Whenever I talk to a prospect about ethics training, I get the same old song. “It’s just not something we can justify spending our training budget on. It’s too soft, there’s no direct link to ROI.” Yet they’ll spend money on teaching their employees how to write, how to pitch and what Twitter is. Bad move. Not enforcing ethics at agencies and in-house departments has serious financial consequences. Just ask the LA office of Fleishman Hillard.

Better yet, check out a more recent headline that popped this week: Company Settles Case of Reviews It Faked. The story focused on cosmetic surgery purveyor Lifestyle Lift and a court settlement related to faking reviews of its product on the web.

The company had ordered employees to pretend they were satisfied customers and write glowing reviews of its face-lift procedure on Web sites, according to the attorney general’s statement. Lifestyle Lift also created its own sites of face-lift reviews to appear as independent sources.

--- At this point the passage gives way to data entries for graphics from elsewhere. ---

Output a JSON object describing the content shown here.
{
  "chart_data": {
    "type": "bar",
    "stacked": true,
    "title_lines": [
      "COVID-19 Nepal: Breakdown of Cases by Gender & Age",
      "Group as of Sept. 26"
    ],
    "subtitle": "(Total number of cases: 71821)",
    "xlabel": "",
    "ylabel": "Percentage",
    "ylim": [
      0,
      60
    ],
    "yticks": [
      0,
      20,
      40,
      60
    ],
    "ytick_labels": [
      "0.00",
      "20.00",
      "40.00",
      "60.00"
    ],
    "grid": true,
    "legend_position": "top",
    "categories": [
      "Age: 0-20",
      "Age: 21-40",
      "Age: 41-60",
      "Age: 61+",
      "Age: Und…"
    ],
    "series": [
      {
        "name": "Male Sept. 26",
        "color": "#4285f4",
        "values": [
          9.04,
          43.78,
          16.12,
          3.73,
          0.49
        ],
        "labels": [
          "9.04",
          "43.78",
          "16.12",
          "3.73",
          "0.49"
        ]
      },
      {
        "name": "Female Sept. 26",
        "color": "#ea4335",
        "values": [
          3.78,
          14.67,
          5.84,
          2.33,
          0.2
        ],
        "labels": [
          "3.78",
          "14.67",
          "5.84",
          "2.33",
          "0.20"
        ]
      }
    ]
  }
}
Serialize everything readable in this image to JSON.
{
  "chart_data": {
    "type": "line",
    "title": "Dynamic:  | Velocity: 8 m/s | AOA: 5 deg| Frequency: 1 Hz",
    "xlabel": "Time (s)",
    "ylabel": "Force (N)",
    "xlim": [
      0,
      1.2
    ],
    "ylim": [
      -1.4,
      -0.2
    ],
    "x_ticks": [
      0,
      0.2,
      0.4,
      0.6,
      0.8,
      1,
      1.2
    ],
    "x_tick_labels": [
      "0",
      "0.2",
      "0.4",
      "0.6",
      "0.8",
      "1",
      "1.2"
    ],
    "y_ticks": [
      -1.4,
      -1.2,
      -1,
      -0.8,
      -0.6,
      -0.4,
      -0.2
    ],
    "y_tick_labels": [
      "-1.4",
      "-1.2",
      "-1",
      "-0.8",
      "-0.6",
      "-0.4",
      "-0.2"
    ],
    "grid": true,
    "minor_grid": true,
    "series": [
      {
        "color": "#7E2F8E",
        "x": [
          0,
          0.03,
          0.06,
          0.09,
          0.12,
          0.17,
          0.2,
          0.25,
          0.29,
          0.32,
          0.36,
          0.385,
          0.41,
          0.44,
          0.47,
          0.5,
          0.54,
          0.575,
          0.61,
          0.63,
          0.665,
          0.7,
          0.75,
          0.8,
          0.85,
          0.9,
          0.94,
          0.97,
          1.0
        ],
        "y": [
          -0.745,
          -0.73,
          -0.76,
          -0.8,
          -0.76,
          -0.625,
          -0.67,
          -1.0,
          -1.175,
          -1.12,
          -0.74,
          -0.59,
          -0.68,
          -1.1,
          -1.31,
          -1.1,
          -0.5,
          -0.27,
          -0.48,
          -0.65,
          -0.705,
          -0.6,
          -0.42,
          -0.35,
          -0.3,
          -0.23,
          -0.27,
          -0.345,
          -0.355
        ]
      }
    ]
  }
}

One e-mail message, discovered by the attorney general’s office, told employees to “devote the day to doing more postings on the Web as a satisfied client.”

The wind up? $300,000 in penalties paid to the State of NY. Now, had they done some PR ethics training, they would have (a) known not to do this in the first place, and (b) given a judge the option to mitigate the fines because they had an ethics training program in place.